The scripts will get the URL
and dev.to API_KEY
from environment variables, so they can be passed in from a GitHub Action.
url=$URL
api_key=$API_KEY
Then it will find any new_files
between two commits that are passed in as first and second input arguments ($1
and $2
), and then post the content to the given URL
for each of the new_files
.
new_files=`git diff --name-status $1 $2 | sed -n -e 's/A\s*\(_posts\/.*.md\)/\1/p'`
for f in $new_files; do
The body of the HTTP POST is placed in a temporary api_payload
file - but could also be built in place, or one long command piping into curl
.
echo -n '{"article": { "published": false, "body_markdown": "' > api_payload
sed -e ':a;N;$!ba;s/\(["\\]\)/\\\1/g;s/\n/\\n/g;s/\t/ /g' $f >> api_payload
echo -n '" }}' >> api_payload
The only really interesting part of creating the payload is:
sed -e ':a;N;$!ba;s/\(["\\]\)/\\\1/g;s/\n/\\n/g;s/\t/ /g' $f >> api_payload`
sed
is used here to escape or replace special characters in the JSON payload.
Double quotes and backslashes will be escaped with a backslash by the first substitution.

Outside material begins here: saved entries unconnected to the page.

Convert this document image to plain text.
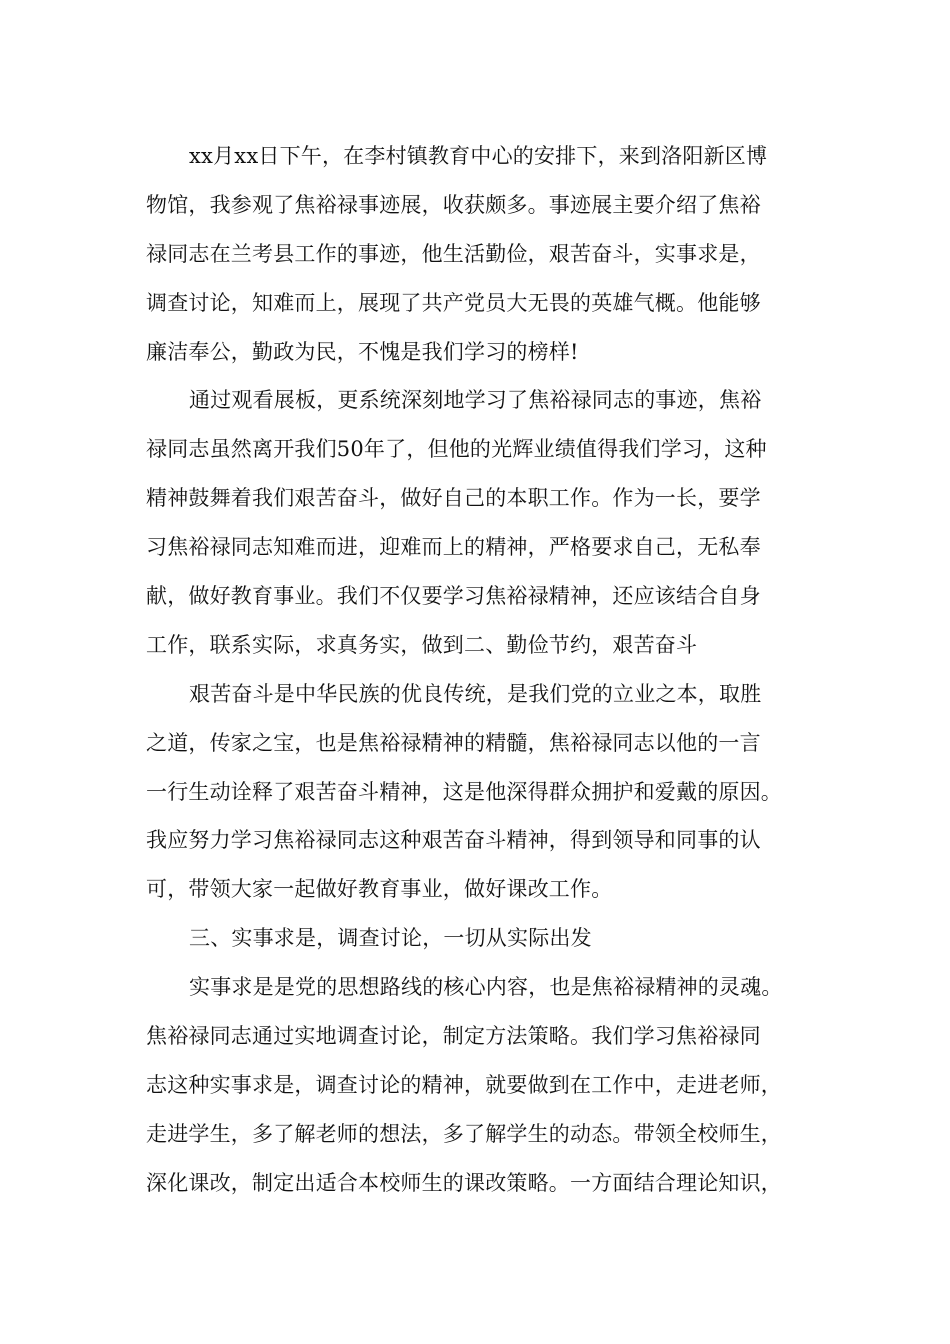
xx月xx日下午，在李村镇教育中心的安排下，来到洛阳新区博
物馆，我参观了焦裕禄事迹展，收获颇多。事迹展主要介绍了焦裕
禄同志在兰考县工作的事迹，他生活勤俭，艰苦奋斗，实事求是，
调查讨论，知难而上，展现了共产党员大无畏的英雄气概。他能够
廉洁奉公，勤政为民，不愧是我们学习的榜样!
通过观看展板，更系统深刻地学习了焦裕禄同志的事迹，焦裕
禄同志虽然离开我们50年了，但他的光辉业绩值得我们学习，这种
精神鼓舞着我们艰苦奋斗，做好自己的本职工作。作为一长，要学
习焦裕禄同志知难而进，迎难而上的精神，严格要求自己，无私奉
献，做好教育事业。我们不仅要学习焦裕禄精神，还应该结合自身
工作，联系实际，求真务实，做到二、勤俭节约，艰苦奋斗
艰苦奋斗是中华民族的优良传统，是我们党的立业之本，取胜
之道，传家之宝，也是焦裕禄精神的精髓，焦裕禄同志以他的一言
一行生动诠释了艰苦奋斗精神，这是他深得群众拥护和爱戴的原因。
我应努力学习焦裕禄同志这种艰苦奋斗精神，得到领导和同事的认
可，带领大家一起做好教育事业，做好课改工作。
三、实事求是，调查讨论，一切从实际出发
实事求是是党的思想路线的核心内容，也是焦裕禄精神的灵魂。
焦裕禄同志通过实地调查讨论，制定方法策略。我们学习焦裕禄同
志这种实事求是，调查讨论的精神，就要做到在工作中，走进老师，
走进学生，多了解老师的想法，多了解学生的动态。带领全校师生，
深化课改，制定出适合本校师生的课改策略。一方面结合理论知识，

The second substitution will replace newline in the markdown file with an escaped newline \\n
, so that the payload will actually contain \n
characters for each line break. Without this the API call would swallow all newlines and the blog post on dev.to would miss all linebreaks.
The third substitution replaces tabs with two spaces rather than escaping them.
How exactly that sed
expression replaces characters in the whole file is nicely described in this stakeoverflow post, so I will not repeat it here.
curl
simply sends the json content of the temporary api_payload
file to the given URL
using the API_KEY
.
curl $url \
-H 'Content-Type: application/json' \
-H "api-key: $api_key" \
-d @api_payload \
-v
GitHub Action
Now to have this script run whenever I add a new blog post to my website repo, we're still missing a GitHub action that calls it:
name: post-to-dev-to
on:
push:
branches: [ master ]
paths:
- "_posts/**"
jobs:
post-to-dev:
runs-on: ubuntu-latest
steps:
- uses: actions/checkout@v2
with:
fetch-depth: 0
- name: post
run: .github/workflows/dev-post.sh ${{ github.event.before}} ${{github.event.after}}
env:
URL: https://dev.to/api/articles
API_KEY: ${{ secrets.DEV_TO_KEY }}
Because posting to dev.to should only happen for new posts I've pushed to the main branch of the repo, the Action is configured to only trigger if the _posts/
folder changes after a push to master
.
on:
push:
branches: [ master ]
paths:
- "_posts/**"
Then the Action executes one job on an Ubuntu container, in which it first makes sure the repo is checked out, and then executes our script from above.
jobs:
post-to-dev:
runs-on: ubuntu-latest
steps:
- uses: actions/checkout@v2
- name: post
run: .github/workflows/dev-post.sh ${{ github.event.before}} ${{github.event.after}}
env:
URL: https://dev.to/api/articles
API_KEY: ${{ secrets.DEV_TO_KEY }}
To execute the script is uses information from the github.event
that triggered the Action to get the latest commit before
and after
the push happened.
What's next?
You're hopefully reading this on dev.to, proving this first part of blog automation has worked.
If this is actually interesting to anyone I'll continue the series with a write-up on how I use markdown and GitHub actions to also create and publish slide-decks.
Else I'll just continue my personal mission of only ever having to write markdown and wasting time on automation quietly and go back to writing about other things.